Restaurant information
- Location: Portland, Oregon, United States
- Coordinates: 45°30′44″N 122°39′11″W﻿ / ﻿45.5121°N 122.6530°W
- Website: lardosandwiches.com

= Lardo (restaurant) =

Chain of sandwich restaurants in Portland, Oregon, U.S.

Lardo is a small chain of sandwich restaurants, based in Portland, Oregon. As of 2024, the company operates in Portland on Southeast Hawthorne Boulevard, at the Moda Center, and at the Portland International Airport.
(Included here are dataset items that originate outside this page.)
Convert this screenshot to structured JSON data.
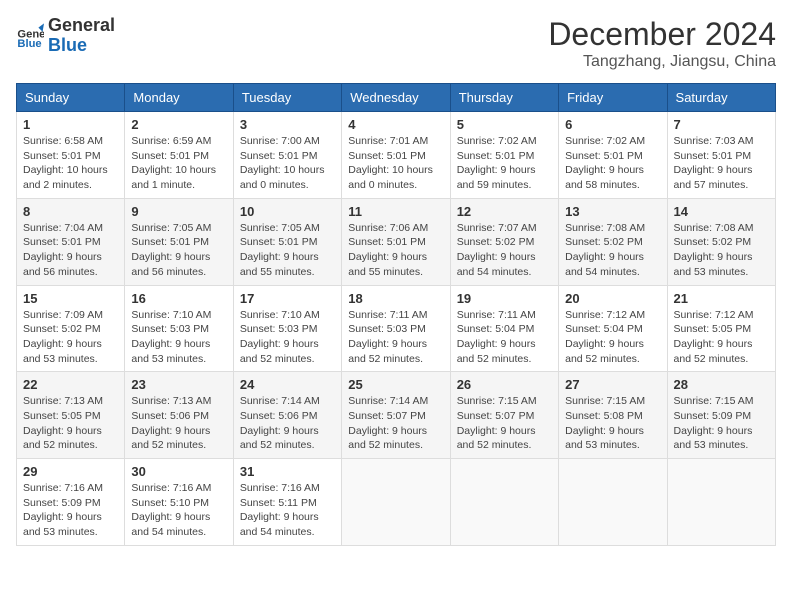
{
  "logo": {
    "line1": "General",
    "line2": "Blue"
  },
  "title": "December 2024",
  "location": "Tangzhang, Jiangsu, China",
  "days_of_week": [
    "Sunday",
    "Monday",
    "Tuesday",
    "Wednesday",
    "Thursday",
    "Friday",
    "Saturday"
  ],
  "weeks": [
    [
      {
        "day": "1",
        "info": "Sunrise: 6:58 AM\nSunset: 5:01 PM\nDaylight: 10 hours\nand 2 minutes."
      },
      {
        "day": "2",
        "info": "Sunrise: 6:59 AM\nSunset: 5:01 PM\nDaylight: 10 hours\nand 1 minute."
      },
      {
        "day": "3",
        "info": "Sunrise: 7:00 AM\nSunset: 5:01 PM\nDaylight: 10 hours\nand 0 minutes."
      },
      {
        "day": "4",
        "info": "Sunrise: 7:01 AM\nSunset: 5:01 PM\nDaylight: 10 hours\nand 0 minutes."
      },
      {
        "day": "5",
        "info": "Sunrise: 7:02 AM\nSunset: 5:01 PM\nDaylight: 9 hours\nand 59 minutes."
      },
      {
        "day": "6",
        "info": "Sunrise: 7:02 AM\nSunset: 5:01 PM\nDaylight: 9 hours\nand 58 minutes."
      },
      {
        "day": "7",
        "info": "Sunrise: 7:03 AM\nSunset: 5:01 PM\nDaylight: 9 hours\nand 57 minutes."
      }
    ],
    [
      {
        "day": "8",
        "info": "Sunrise: 7:04 AM\nSunset: 5:01 PM\nDaylight: 9 hours\nand 56 minutes."
      },
      {
        "day": "9",
        "info": "Sunrise: 7:05 AM\nSunset: 5:01 PM\nDaylight: 9 hours\nand 56 minutes."
      },
      {
        "day": "10",
        "info": "Sunrise: 7:05 AM\nSunset: 5:01 PM\nDaylight: 9 hours\nand 55 minutes."
      },
      {
        "day": "11",
        "info": "Sunrise: 7:06 AM\nSunset: 5:01 PM\nDaylight: 9 hours\nand 55 minutes."
      },
      {
        "day": "12",
        "info": "Sunrise: 7:07 AM\nSunset: 5:02 PM\nDaylight: 9 hours\nand 54 minutes."
      },
      {
        "day": "13",
        "info": "Sunrise: 7:08 AM\nSunset: 5:02 PM\nDaylight: 9 hours\nand 54 minutes."
      },
      {
        "day": "14",
        "info": "Sunrise: 7:08 AM\nSunset: 5:02 PM\nDaylight: 9 hours\nand 53 minutes."
      }
    ],
    [
      {
        "day": "15",
        "info": "Sunrise: 7:09 AM\nSunset: 5:02 PM\nDaylight: 9 hours\nand 53 minutes."
      },
      {
        "day": "16",
        "info": "Sunrise: 7:10 AM\nSunset: 5:03 PM\nDaylight: 9 hours\nand 53 minutes."
      },
      {
        "day": "17",
        "info": "Sunrise: 7:10 AM\nSunset: 5:03 PM\nDaylight: 9 hours\nand 52 minutes."
      },
      {
        "day": "18",
        "info": "Sunrise: 7:11 AM\nSunset: 5:03 PM\nDaylight: 9 hours\nand 52 minutes."
      },
      {
        "day": "19",
        "info": "Sunrise: 7:11 AM\nSunset: 5:04 PM\nDaylight: 9 hours\nand 52 minutes."
      },
      {
        "day": "20",
        "info": "Sunrise: 7:12 AM\nSunset: 5:04 PM\nDaylight: 9 hours\nand 52 minutes."
      },
      {
        "day": "21",
        "info": "Sunrise: 7:12 AM\nSunset: 5:05 PM\nDaylight: 9 hours\nand 52 minutes."
      }
    ],
    [
      {
        "day": "22",
        "info": "Sunrise: 7:13 AM\nSunset: 5:05 PM\nDaylight: 9 hours\nand 52 minutes."
      },
      {
        "day": "23",
        "info": "Sunrise: 7:13 AM\nSunset: 5:06 PM\nDaylight: 9 hours\nand 52 minutes."
      },
      {
        "day": "24",
        "info": "Sunrise: 7:14 AM\nSunset: 5:06 PM\nDaylight: 9 hours\nand 52 minutes."
      },
      {
        "day": "25",
        "info": "Sunrise: 7:14 AM\nSunset: 5:07 PM\nDaylight: 9 hours\nand 52 minutes."
      },
      {
        "day": "26",
        "info": "Sunrise: 7:15 AM\nSunset: 5:07 PM\nDaylight: 9 hours\nand 52 minutes."
      },
      {
        "day": "27",
        "info": "Sunrise: 7:15 AM\nSunset: 5:08 PM\nDaylight: 9 hours\nand 53 minutes."
      },
      {
        "day": "28",
        "info": "Sunrise: 7:15 AM\nSunset: 5:09 PM\nDaylight: 9 hours\nand 53 minutes."
      }
    ],
    [
      {
        "day": "29",
        "info": "Sunrise: 7:16 AM\nSunset: 5:09 PM\nDaylight: 9 hours\nand 53 minutes."
      },
      {
        "day": "30",
        "info": "Sunrise: 7:16 AM\nSunset: 5:10 PM\nDaylight: 9 hours\nand 54 minutes."
      },
      {
        "day": "31",
        "info": "Sunrise: 7:16 AM\nSunset: 5:11 PM\nDaylight: 9 hours\nand 54 minutes."
      },
      {
        "day": "",
        "info": ""
      },
      {
        "day": "",
        "info": ""
      },
      {
        "day": "",
        "info": ""
      },
      {
        "day": "",
        "info": ""
      }
    ]
  ]
}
Additionally, Lardo operates in Las Vegas and previously operated in Lake Oswego.

== History and locations ==
The first two restaurants opened in Southeast Portland's Hosford-Abernethy neighborhood and in downtown's West End. A third restaurant, sometimes referred to a Lardo North, opened along North Williams Avenue in 2014. The North Portland location closed in 2016, and the West End location closed in 2024. Lardo also operates at the Portland International Airport. The business became a vendor at Moda Center in 2023.

The Lardo at Mercato Grove in Lake Oswego closed on January 6, 2025.
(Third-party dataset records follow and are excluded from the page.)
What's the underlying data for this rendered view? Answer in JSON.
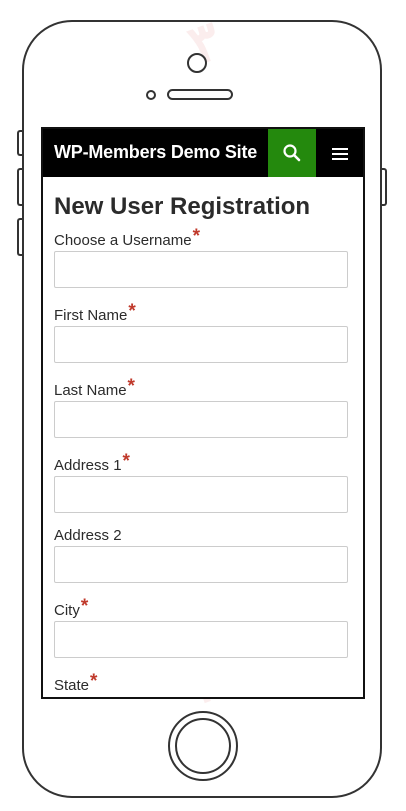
{
  "header": {
    "site_title": "WP-Members Demo Site"
  },
  "page": {
    "title": "New User Registration"
  },
  "form": {
    "required_marker": "*",
    "fields": [
      {
        "label": "Choose a Username",
        "required": true,
        "value": ""
      },
      {
        "label": "First Name",
        "required": true,
        "value": ""
      },
      {
        "label": "Last Name",
        "required": true,
        "value": ""
      },
      {
        "label": "Address 1",
        "required": true,
        "value": ""
      },
      {
        "label": "Address 2",
        "required": false,
        "value": ""
      },
      {
        "label": "City",
        "required": true,
        "value": ""
      },
      {
        "label": "State",
        "required": true,
        "value": ""
      }
    ]
  },
  "icons": {
    "search": "search-icon",
    "menu": "hamburger-menu-icon"
  },
  "colors": {
    "topbar": "#000000",
    "search_button": "#24890d",
    "required": "#c0392b",
    "text": "#2b2b2b"
  }
}
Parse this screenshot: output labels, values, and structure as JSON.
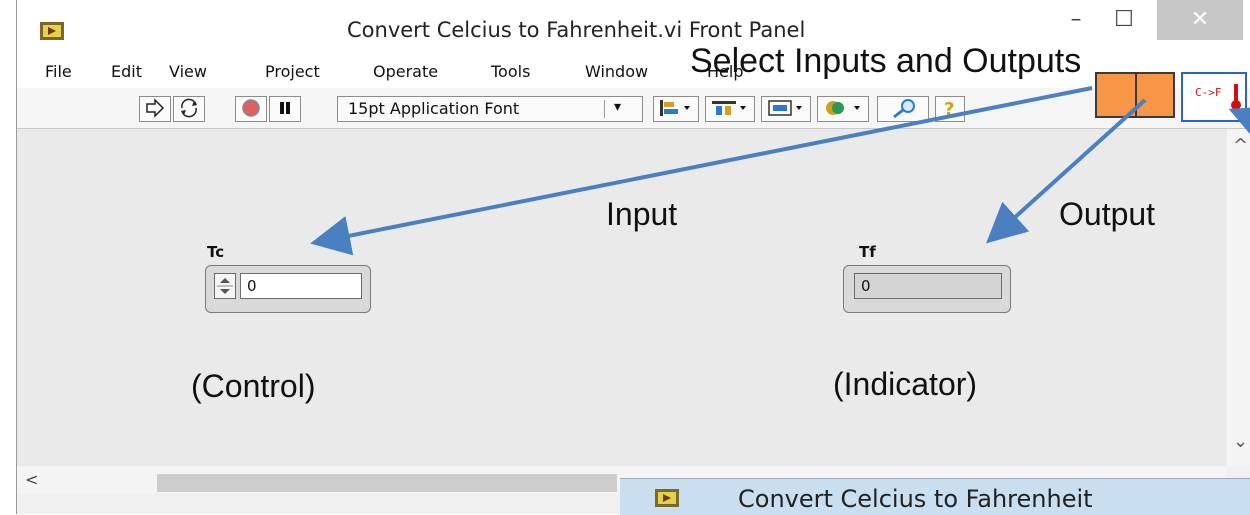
{
  "window": {
    "title": "Convert Celcius to Fahrenheit.vi Front Panel",
    "minimize": "–",
    "maximize": "☐",
    "close": "✕"
  },
  "menu": {
    "items": [
      "File",
      "Edit",
      "View",
      "Project",
      "Operate",
      "Tools",
      "Window",
      "Help"
    ]
  },
  "toolbar": {
    "font": "15pt Application Font",
    "font_arrow": "▾"
  },
  "connector_pane": {
    "color": "#f79646"
  },
  "vi_icon": {
    "text": "C->F"
  },
  "controls": {
    "input": {
      "label": "Tc",
      "value": "0"
    },
    "output": {
      "label": "Tf",
      "value": "0"
    }
  },
  "annotations": {
    "title": "Select Inputs and Outputs",
    "input": "Input",
    "output": "Output",
    "control": "(Control)",
    "indicator": "(Indicator)"
  },
  "scroll": {
    "up": "^",
    "down": "⌄",
    "left": "<"
  },
  "background_window": {
    "title": "Convert Celcius to Fahrenheit"
  },
  "colors": {
    "arrow": "#4a7fc0",
    "accent": "#f79646"
  }
}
The restaurant participated in Portland's Dumpling Week in 2026.

== Reception ==
Lardo won in the Best Sandwich Shop category of Willamette Weeks annual 'Best of Portland' readers' poll in 2016, 2017, 2018, and 2022. Writers for Portland Monthly included the Korean pork shoulder in a 2025 list of the city's "most iconic" dishes.